CardioExchange Archive

Boehringer Ingelheim failed to fully disclose data suggesting that one of its drugs, pramipexole,  a dopamine agonist sold under the brand name of Mirapex, is associated with a significantly increased risk of heart failure, according to a recent news report. The drug, which was originally developed for the treatment of Parkinson’s disease, is now also used to treat restless legs syndrome.

Although cardiac failure was an adverse event observed during clinical trials, and is mentioned in the drug’s label, a more definite association had not been established in the literature until recently. According to Pharmalot’s Ed Silverman, however, Boehringer Ingelheim appears to have been aware of the stronger association previously but made no effort to publish or disseminate its findings.

A study published in Pharmacoepidemiology & Drug Safety found an increased risk of cardiac failure associated with pramipexole and another dopamine agonist, cabergoline. But buried in the text of the report lies evidence that the finding should not have come as a surprise to Boehringer. Silverman writes:

The introduction to the study, which was entitled ‘Dopamine Agonist Use and The Risk of Heart Failure,’ noted that, “recently, adverse events of heart failure have been observed in association with the dopamine agonist pramipexole (the chemical name of Mirapex) in randomized trials.” The authors cited Boehringer “internal data” and a “personal communication from Dr. Bartels.”

The reference was to Dorothee Bartels, who is corporate vice president and head of global epidemiology at the drugmaker. She provided the results of a pooled analysis from randomized Mirapex trials. Specifically, the introduction mentions a “signal of a potential risk of heart failure arose in pooled data from 26 placebo-controlled, randomized trials” in Parkinson’s and RLS patients.

Those trials involved 4,157 patients who were taking Mirapex and another 2,280 on a placebo, but the outcome was too small to draw reliable conclusions, the authors wrote, and raised questions about the potential for the risk to occur with other dopamine agonists. This led them to conduct the study. Yet those 26 trials were never made available. It is also not clear how far back they go in time.

A study author told Silverman that Boehringer did not supply him with the underlying data. The author told Silverman that “the only data I have are in the paper – rates, numbers, etc.”

Silverman asked Boehringer about the data, but only received information about new product labeling for the drug which contains “language related to cardiac events, and specifically heart failure or cardiac failure.
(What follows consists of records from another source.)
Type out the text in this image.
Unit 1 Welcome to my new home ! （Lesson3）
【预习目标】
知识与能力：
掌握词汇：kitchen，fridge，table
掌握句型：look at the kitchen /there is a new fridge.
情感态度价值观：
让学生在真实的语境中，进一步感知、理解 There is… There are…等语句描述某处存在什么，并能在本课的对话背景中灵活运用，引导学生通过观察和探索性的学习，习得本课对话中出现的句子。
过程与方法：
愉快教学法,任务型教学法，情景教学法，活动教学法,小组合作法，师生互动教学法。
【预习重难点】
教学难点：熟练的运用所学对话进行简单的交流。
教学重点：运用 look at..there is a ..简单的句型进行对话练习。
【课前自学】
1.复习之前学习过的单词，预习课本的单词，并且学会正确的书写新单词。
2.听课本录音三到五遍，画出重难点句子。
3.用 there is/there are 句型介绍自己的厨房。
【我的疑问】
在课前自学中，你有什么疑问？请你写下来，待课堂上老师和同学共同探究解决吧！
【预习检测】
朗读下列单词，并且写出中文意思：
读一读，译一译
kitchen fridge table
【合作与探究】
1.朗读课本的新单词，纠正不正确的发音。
Post-marketing surveillance studies continue to assess the safety and efficacy of our products… We continue to work closely with the FDA to ensure our products are appropriately labeled and are used safely.”
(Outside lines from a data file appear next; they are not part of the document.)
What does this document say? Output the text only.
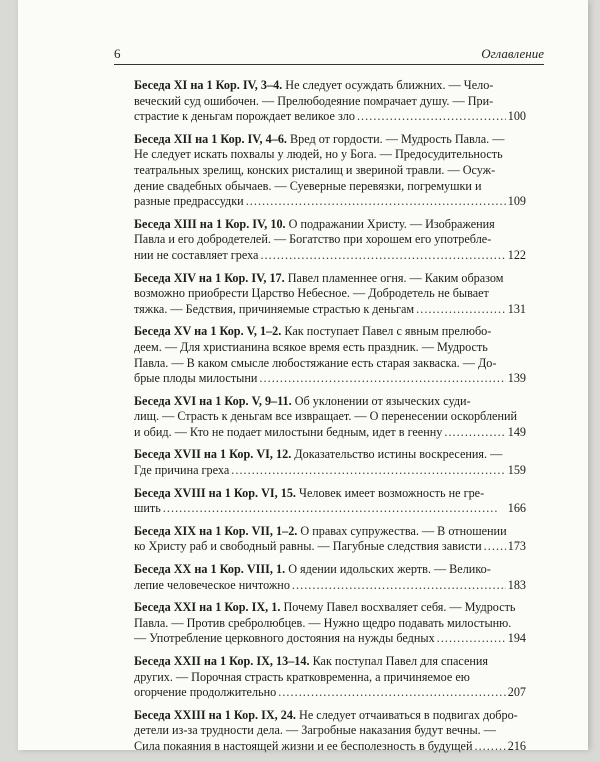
6	Оглавление
Беседа XI на 1 Кор. IV, 3–4. Не следует осуждать ближних. — Чело-
веческий суд ошибочен. — Прелюбодеяние помрачает душу. — При-
страстие к деньгам порождает великое зло . . .	100
Беседа XII на 1 Кор. IV, 4–6. Вред от гордости. — Мудрость Павла. —
Не следует искать похвалы у людей, но у Бога. — Предосудительность
театральных зрелищ, конских ристалищ и звериной травли. — Осуж-
дение свадебных обычаев. — Суеверные перевязки, погремушки и
разные предрассудки . . .	109
Беседа XIII на 1 Кор. IV, 10. О подражании Христу. — Изображения
Павла и его добродетелей. — Богатство при хорошем его употребле-
нии не составляет греха . . .	122
Беседа XIV на 1 Кор. IV, 17. Павел пламеннее огня. — Каким образом
возможно приобрести Царство Небесное. — Добродетель не бывает
тяжка. — Бедствия, причиняемые страстью к деньгам . . .	131
Беседа XV на 1 Кор. V, 1–2. Как поступает Павел с явным прелюбо-
деем. — Для христианина всякое время есть праздник. — Мудрость
Павла. — В каком смысле любостяжание есть старая закваска. — До-
брые плоды милостыни . . .	139
Беседа XVI на 1 Кор. V, 9–11. Об уклонении от языческих суди-
лищ. — Страсть к деньгам все извращает. — О перенесении оскорблений
и обид. — Кто не подает милостыни бедным, идет в геенну . . .	149
Беседа XVII на 1 Кор. VI, 12. Доказательство истины воскресения. —
Где причина греха . . .	159
Беседа XVIII на 1 Кор. VI, 15. Человек имеет возможность не гре-
шить . . .	166
Беседа XIX на 1 Кор. VII, 1–2. О правах супружества. — В отношении
ко Христу раб и свободный равны. — Пагубные следствия зависти . . . 173
Беседа XX на 1 Кор. VIII, 1. О ядении идольских жертв. — Велико-
лепие человеческое ничтожно . . .	183
Беседа XXI на 1 Кор. IX, 1. Почему Павел восхваляет себя. — Мудрость
Павла. — Против сребролюбцев. — Нужно щедро подавать милостыню.
— Употребление церковного достояния на нужды бедных . . .	194
Беседа XXII на 1 Кор. IX, 13–14. Как поступал Павел для спасения
других. — Порочная страсть кратковременна, а причиняемое ею
огорчение продолжительно . . .	207
Беседа XXIII на 1 Кор. IX, 24. Не следует отчаиваться в подвигах добро-
детели из-за трудности дела. — Загробные наказания будут вечны. —
Сила покаяния в настоящей жизни и ее бесполезность в будущей . . .	216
Silverman notes that the current label is identical to the 2006 label, but with the addition of one sentence in the post-marketing experience section: “In a pharmacoepidemiological study, pramipexole (Mirapex) use was associated with an increased risk of cardiac failure compared with non-use.”

Silverman quotes extensively from Harlan Krumholz (editor-in-chief of CardioExchange), who spoke about the issue:

I am disturbed that there seems to be a pooling of internal data indicating a potential problem with heart failure and there has been no opportunity for independent review.
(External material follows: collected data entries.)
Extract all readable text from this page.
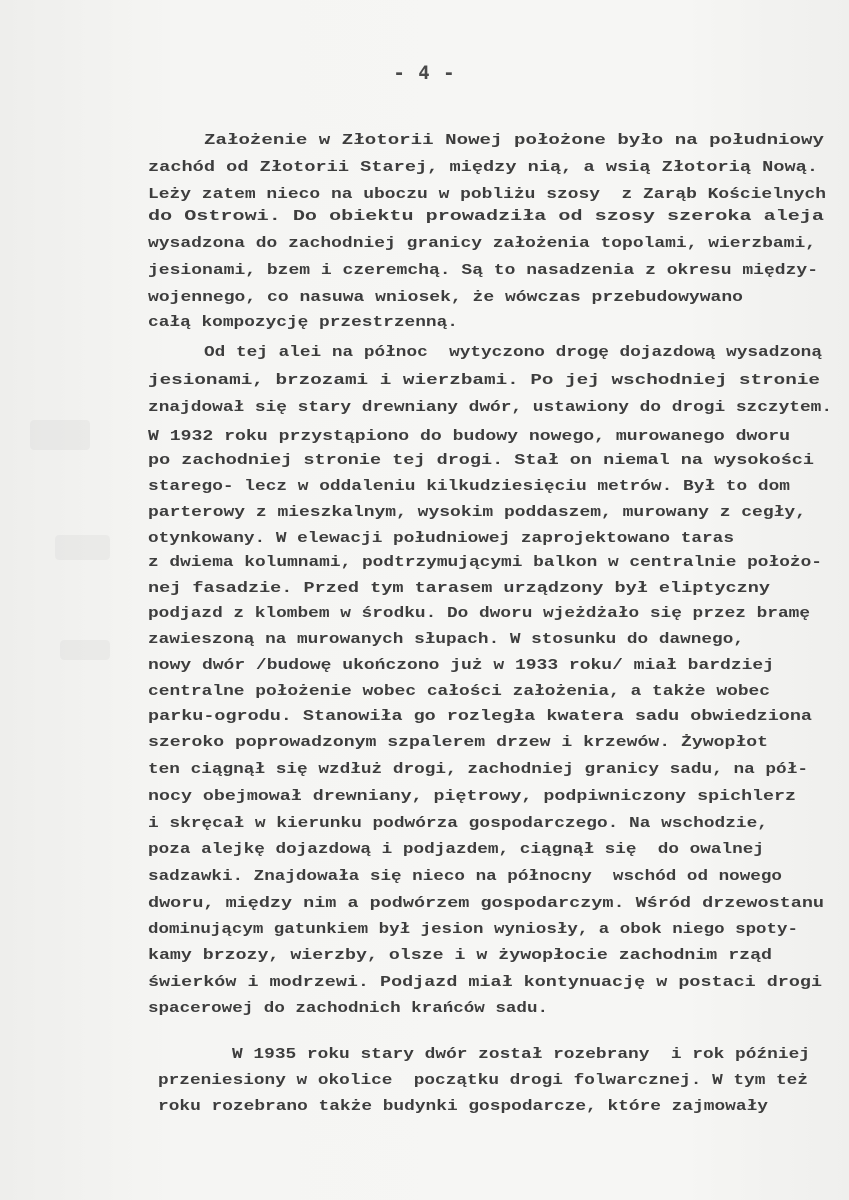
- 4 -
Założenie w Złotorii Nowej położone było na południowy
zachód od Złotorii Starej, między nią, a wsią Złotorią Nową.
Leży zatem nieco na uboczu w pobliżu szosy  z Zarąb Kościelnych
do Ostrowi. Do obiektu prowadziła od szosy szeroka aleja
wysadzona do zachodniej granicy założenia topolami, wierzbami,
jesionami, bzem i czeremchą. Są to nasadzenia z okresu między-
wojennego, co nasuwa wniosek, że wówczas przebudowywano
całą kompozycję przestrzenną.
Od tej alei na północ  wytyczono drogę dojazdową wysadzoną
jesionami, brzozami i wierzbami. Po jej wschodniej stronie
znajdował się stary drewniany dwór, ustawiony do drogi szczytem.
W 1932 roku przystąpiono do budowy nowego, murowanego dworu
po zachodniej stronie tej drogi. Stał on niemal na wysokości
starego- lecz w oddaleniu kilkudziesięciu metrów. Był to dom
parterowy z mieszkalnym, wysokim poddaszem, murowany z cegły,
otynkowany. W elewacji południowej zaprojektowano taras
z dwiema kolumnami, podtrzymującymi balkon w centralnie położo-
nej fasadzie. Przed tym tarasem urządzony był eliptyczny
podjazd z klombem w środku. Do dworu wjeżdżało się przez bramę
zawieszoną na murowanych słupach. W stosunku do dawnego,
nowy dwór /budowę ukończono już w 1933 roku/ miał bardziej
centralne położenie wobec całości założenia, a także wobec
parku-ogrodu. Stanowiła go rozległa kwatera sadu obwiedziona
szeroko poprowadzonym szpalerem drzew i krzewów. Żywopłot
ten ciągnął się wzdłuż drogi, zachodniej granicy sadu, na pół-
nocy obejmował drewniany, piętrowy, podpiwniczony spichlerz
i skręcał w kierunku podwórza gospodarczego. Na wschodzie,
poza alejkę dojazdową i podjazdem, ciągnął się  do owalnej
sadzawki. Znajdowała się nieco na północny  wschód od nowego
dworu, między nim a podwórzem gospodarczym. Wśród drzewostanu
dominującym gatunkiem był jesion wyniosły, a obok niego spoty-
kamy brzozy, wierzby, olsze i w żywopłocie zachodnim rząd
świerków i modrzewi. Podjazd miał kontynuację w postaci drogi
spacerowej do zachodnich krańców sadu.
W 1935 roku stary dwór został rozebrany  i rok później
przeniesiony w okolice  początku drogi folwarcznej. W tym też
roku rozebrano także budynki gospodarcze, które zajmowały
This is an ideal situation where sharing of individual patient-level data with the entire research community, or at least with independent investigators, can provide information about the risk that was conveyed in the company’s personal communication to their consultant.

Such sharing would deflect concerns that the company is hiding something and allow a fair evaluation of the risk. With no record in the medical literature and no sharing of the data, we are left to wonder about these risks and the reason that the company has not been more forthcoming. I applaud them for doing analyses on harm, but they need to go further.

The privilege of selling a product should be accompanied by the responsibility to share data you have that is germane to the risks and benefits of the drug. Patients deserve access to information that could influence their decisions about clinical strategies. If it is true that the company has data from their trials that is relevant to concerns about the drug’s safety profile and that data has not been shared, then I hope they will move quickly to make it available.